Special Drawing Rights to Pay Back Debts to China’s Belt and Road Initiative?
The Chinese yuan, or Renminbi (RMB), was officially integrated into the SDR basket with the U.S. dollar, Euro, Pound sterling, and Japanese yen in 2016. It signifies that SDRs could be utilized within the framework of the Asian Infrastructure Investment Bank (AIIB) and the Silk Road Fund, operated in support of China’s Belt and Road Initiative (BRI). IMF member states can utilize SDR not only for poverty reduction or medical and healthcare system improvements but also for multiple other purposes. For this reason, Shunso Tsukada, a visiting professor at Ritsumeikan Asia Pacific University who used to work for the World Bank, pointed out that the new SDR allocation could be utilized to pay debts stemming from China’s BRI project. Likewise, former Japanese Finance Minister Taro Aso warned that “There would be no point to it if SDR expansion is used for paying back debts to China.”

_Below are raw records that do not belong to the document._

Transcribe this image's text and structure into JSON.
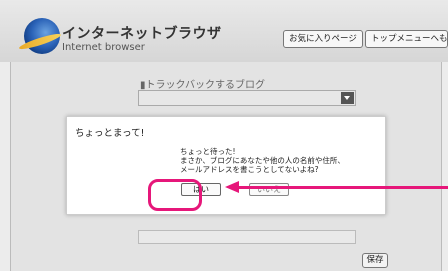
{
  "header": {
    "title_jp": "インターネットブラウザ",
    "title_en": "Internet browser",
    "favorites_button": "お気に入りページ",
    "top_menu_button": "トップメニューへもどる"
  },
  "form": {
    "trackback_label": "▮トラックバックするブログ",
    "save_button": "保存"
  },
  "dialog": {
    "title": "ちょっとまって!",
    "message_line1": "ちょっと待った!",
    "message_line2": "まさか、ブログにあなたや他の人の名前や住所、",
    "message_line3": "メールアドレスを書こうとしてないよね?",
    "yes_button": "はい",
    "no_button": "いいえ"
  },
  "colors": {
    "highlight": "#e6177a"
  }
}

This year’s historic SDR allocation should therefore be used for bolstering measures against the coronavirus pandemic. An analysis by Oxford Business Group has estimated that the new SDR allocation would double Zambia’s international reserves and increase reserves by more than ten percent in emerging markets, such as Argentina, Ecuador, Ghana, Kenya, and Sri Lanka. Therefore, it is necessary for G20 countries, including Japan, that account for more than 80 percent of global gross domestic product (GDP), to redistribute the SDRs to countries in need and those suffering from poverty and malnutrition due to the pandemic.
Japan Should Redistribute Special Drawing Rights for Vulnerable Countries
In the 44th meeting of the International Monetary and Financial Committee held in Washington D.C. on October 14, 2021, newly appointed Japanese Finance Minister Shunichi Suzuki expressed an official statement and welcomed the new SDR allocation of US$ 650 billion. He stated that the Japanese government would “contribute to SDR channeling that utilizes the newly allocated SDRs to support vulnerable countries, particularly low-income ones.” In concrete terms, the government would continue to make financial contributions to the Poverty Reduction and Growth Trust (PRGT) and support the IMF’s proposal to create the Resilience and Sustainability Trust (RST) to address medium-term and long-term structural challenges, such as climate change and pandemic preparedness.
It is also possible for Japan as well as other G20 member countries to distribute the allocated SDRs through channels of multilateral development banks (MDBs), such as the World Bank and the Asia Development Bank. The SDR allocation is not a cure-all solution for the global economy damaged by the coronavirus pandemic. Still, the balanced reallocation of the SDRs based on the three options above would be able to mitigate the danger for vulnerable people at risk of famine and malnutrition in the middle of the COVID-19 pandemic. In particular, children in Afghanistan are innocent and should not have to suffer from famine and malnutrition. Japan’s postwar economic recovery and rapid growth profoundly owed to the financial assistance by the World Bank and especially the International Bank for Reconstruction and Development (IBRD), which financed 31 projects in postwar Japan. In this sense, Japan is responsible for making further financial contributions to the post-pandemic recovery of the global economy and suffering people in the world.